In 2002, the first round of the presidential election saw a majority of votes for the many leftist candidates. But because only the two biggest scores make it to the run-off vote, the second round pitted the conservative Jacques Chirac against FN leader Jean-Marie Le Pen, Marine Le Pen’s father and predecessor. Two weeks later, Mr Chirac was elected – mostly by people who had voted against him in the first round.

And still, with such a tenuous mandate, he was given the keys to the country for the next five years.

The French system of supreme presidential power was originally tempered by a shorter mandate for the parliament. Since 2002, however, the parliament is elected one month after the president and for the same duration, guaranteeing its docility for the whole presidency amd making the French republic a fixed-term tyranny.

“You don’t understand”, a student in Paris tells me. “We have an American-style presidential system”.

I remind her that the White House has to cope with a mid-term Congressional election, and that the loss of a state governorship would be seen as a massive blow.

Everyone in France hates Paris.
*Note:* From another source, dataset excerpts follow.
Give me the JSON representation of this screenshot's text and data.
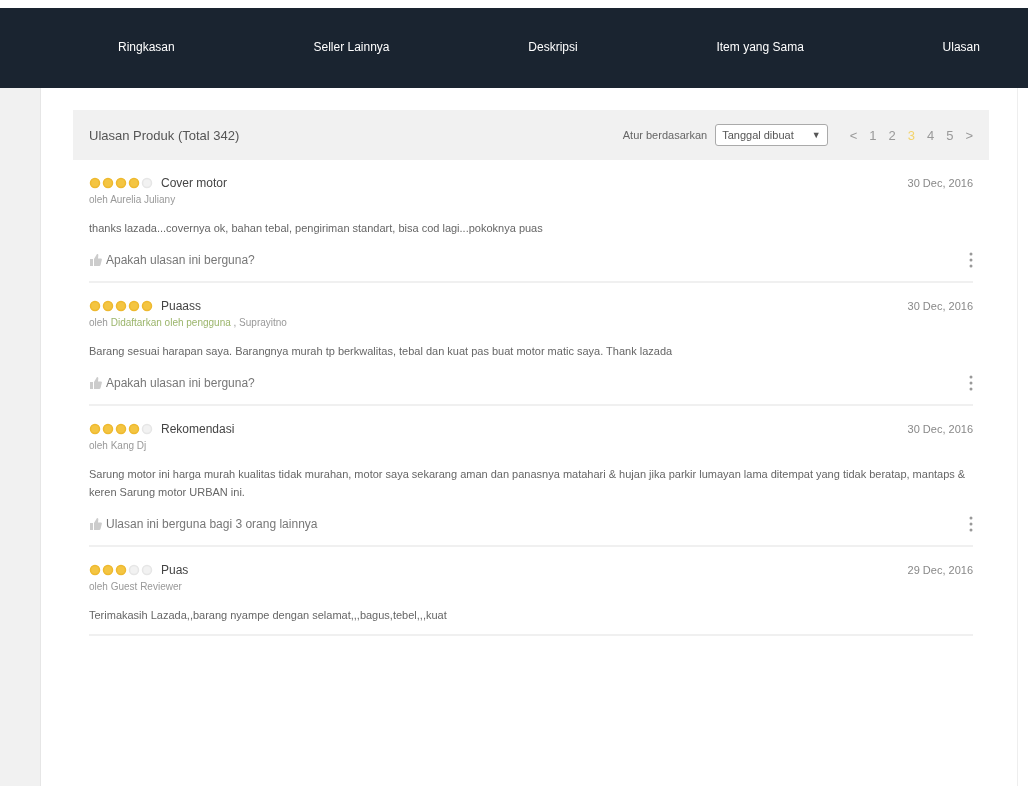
{
  "nav": {
    "tabs": [
      {
        "label": "Ringkasan"
      },
      {
        "label": "Seller Lainnya"
      },
      {
        "label": "Deskripsi"
      },
      {
        "label": "Item yang Sama"
      },
      {
        "label": "Ulasan"
      }
    ]
  },
  "reviews_panel": {
    "title": "Ulasan Produk (Total 342)",
    "sort_label": "Atur berdasarkan",
    "sort_value": "Tanggal dibuat",
    "sort_caret": "▼",
    "pagination": {
      "prev": "<",
      "next": ">",
      "pages": [
        {
          "label": "1",
          "selected": false
        },
        {
          "label": "2",
          "selected": false
        },
        {
          "label": "3",
          "selected": true
        },
        {
          "label": "4",
          "selected": false
        },
        {
          "label": "5",
          "selected": false
        }
      ]
    }
  },
  "reviews": [
    {
      "stars": 4,
      "title": "Cover motor",
      "date": "30 Dec, 2016",
      "byline": [
        {
          "kind": "text",
          "text": "oleh Aurelia Juliany"
        }
      ],
      "body": "thanks lazada...covernya ok, bahan tebal, pengiriman standart, bisa cod lagi...pokoknya puas",
      "helpful": "Apakah ulasan ini berguna?"
    },
    {
      "stars": 5,
      "title": "Puaass",
      "date": "30 Dec, 2016",
      "byline": [
        {
          "kind": "text",
          "text": "oleh"
        },
        {
          "kind": "badge",
          "text": "Didaftarkan oleh pengguna"
        },
        {
          "kind": "text",
          "text": ", Suprayitno"
        }
      ],
      "body": "Barang sesuai harapan saya. Barangnya murah tp berkwalitas, tebal dan kuat pas buat motor matic saya. Thank lazada",
      "helpful": "Apakah ulasan ini berguna?"
    },
    {
      "stars": 4,
      "title": "Rekomendasi",
      "date": "30 Dec, 2016",
      "byline": [
        {
          "kind": "text",
          "text": "oleh Kang Dj"
        }
      ],
      "body": "Sarung motor ini harga murah kualitas tidak murahan, motor saya sekarang aman dan panasnya matahari & hujan jika parkir lumayan lama ditempat yang tidak beratap, mantaps & keren Sarung motor URBAN ini.",
      "helpful": "Ulasan ini berguna bagi 3 orang lainnya"
    },
    {
      "stars": 3,
      "title": "Puas",
      "date": "29 Dec, 2016",
      "byline": [
        {
          "kind": "text",
          "text": "oleh Guest Reviewer"
        }
      ],
      "body": "Terimakasih Lazada,,barang nyampe dengan selamat,,,bagus,tebel,,,kuat"
    }
  ]
}
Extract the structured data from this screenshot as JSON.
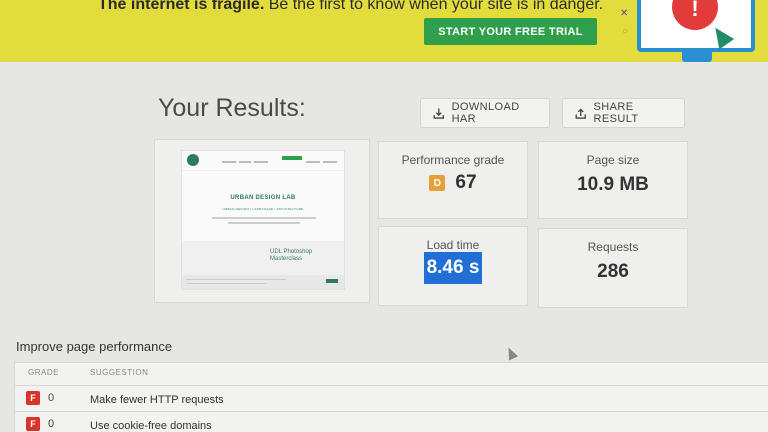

The foreign vision of their capital as a romantic city would seem completely weird to many French people, who see the city as an overpriced, overpopulated, polluted and globalised hellhole. In southern France, the word “Parisian” is the worst insult you can utter.

In the south, I meet a couple made up of one local and one Parisian.

“They are insufferable”, says the southerner, Octave, “foreigners hate French people because they see Paris first.”

His Parisian boyfriend, Jean-Paul, answers: “People here [in the south] are just loud and don’t do anything! It’s no surprise that [the south] has the highest rate of far-rightists in the country.”

This election is the first after regions were merged to reduce their number from 22 to 13 – a process undertaken without any local debate, except over what kind of hyphenated name the new regions should wear.

Another Lyon resident complains: “Why can’t we decide our own local borders ourselves?” He does not even know the name of his regional candidates.

The only local power that bears significance to French people are city councils. In a small town bordering Normandy, a radical-left majority has maintained itself in the city hall for decades, even though its townspeople vote very differently in other elections: last weekend, the FN topped the ballot there.

“City councils are very close to people”, says a young city councillor, Denis Boure, “but the government wants to deprive us of most of our powers to give them to a new structure that would gather several towns.”

This reform of city councils will again be decided by Paris, with no input from the cities themselves. “As if this country needed more centralism! They do not realise how far they are from people – it is no surprise that [Marine] Le Pen is so successful.”

But the real challenge will be the presidential race next year. “What if this time the second round sees Le Pen opposed to a leftist candidate?” I hear in Lyon. “What if rightist voters vote for her anyway?”

It would take that much of a ruction to break the hold of France’s centralist trance.